TROTOAR.ID, MAKASSAR — Komisi Pemilihan Umum Daerah (KPUD) Kota Makassar secara resmi memutuskan tidak mendiskualaifikasi pasangan calon walikota dan wakil walikota Makassar Moh Ramdhan Pomanto-Indira Mulyasari (DIAmi) pada kontestasi Pemilukada Kota Makassar 2018.
Keputusan tersebut tertuang dalam Surat Keputusan nomor: 64/P. KWK/HK.03.1.Kpt-7371/KPU-kot/IV/2018 tanggal 27 April 2018 tentang penetapan pasangan calon Waliota dan wakil Walikota Makassar tahun 2018.

Baca Juga :
Dalam surat keputusan yang ditetapkan Jum’at 27 April 2018, KPUD Makassar menetapkan pasangan Calon Walikota dan wakil Walikota Makassar Munafri Arifuddin, SH-drg. A. Rachmatika Dewi Yustitia Ikbal. sebagai peserta pemilukada Kota Makassar.
“Berdasarkan hasil rapat Pleno KPUD Kota Makassar, berdasar Putusan Mahkamah Agung maka pilkada kota Makassar akan di ikuti satu pasangan calon Walikota dan Wakil Walikota Makassar berdasarkan SK nomor 64/P.KWK/HK.03.1. Kpt-7371/KPU-Kot/IV/2018,” kata Komisioner KPU Kota Makassar Abdullah Manshur.
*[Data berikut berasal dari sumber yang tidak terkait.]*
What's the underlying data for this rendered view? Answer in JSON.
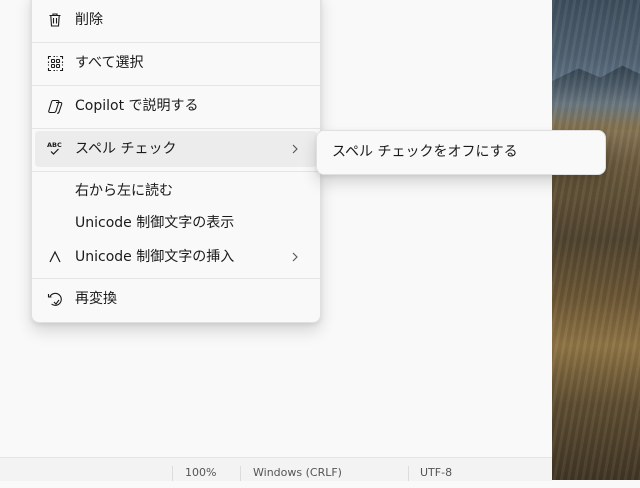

Keputusan KPUD Makassar mendiskualifikasi pasangan Moh Ramdhan Pomanto-Indira Mulyasari (DIAmi) berdasar pada putusan Mahkamah Agung RI nomor 250 K/TUN/PILKADA/2018 tanggal 23 April 2018, yang menolak kasasi KPUD Kota Makassar terhadap putusan PT TUN yang memerintaha mencabut SK nomor 35/ P.KWK/HK.03.1- kot/7371/KPU– kot/II/2018 tanggal 12 februari 2018 tentang penetapan pasangan calon Waliota dan wakil Walikota Makassar tahun 2018.
Rapat pleno yang di hadiri kelima Komisioner KPUD Kota Makassar M. Syarief Amir, Ketua KPU Kota Makassar. Abdullah Manshur, Komisioner KPU Kota Makassar divisi teknis. Andi Shaifuddin, Komisioner divisi SDM dan Farmas. Rahma Saiyed, Komisioner divisi data. Wahid Hasyim Lukman, Komisioner divisi hukum. Staf KPU Kota Makassar.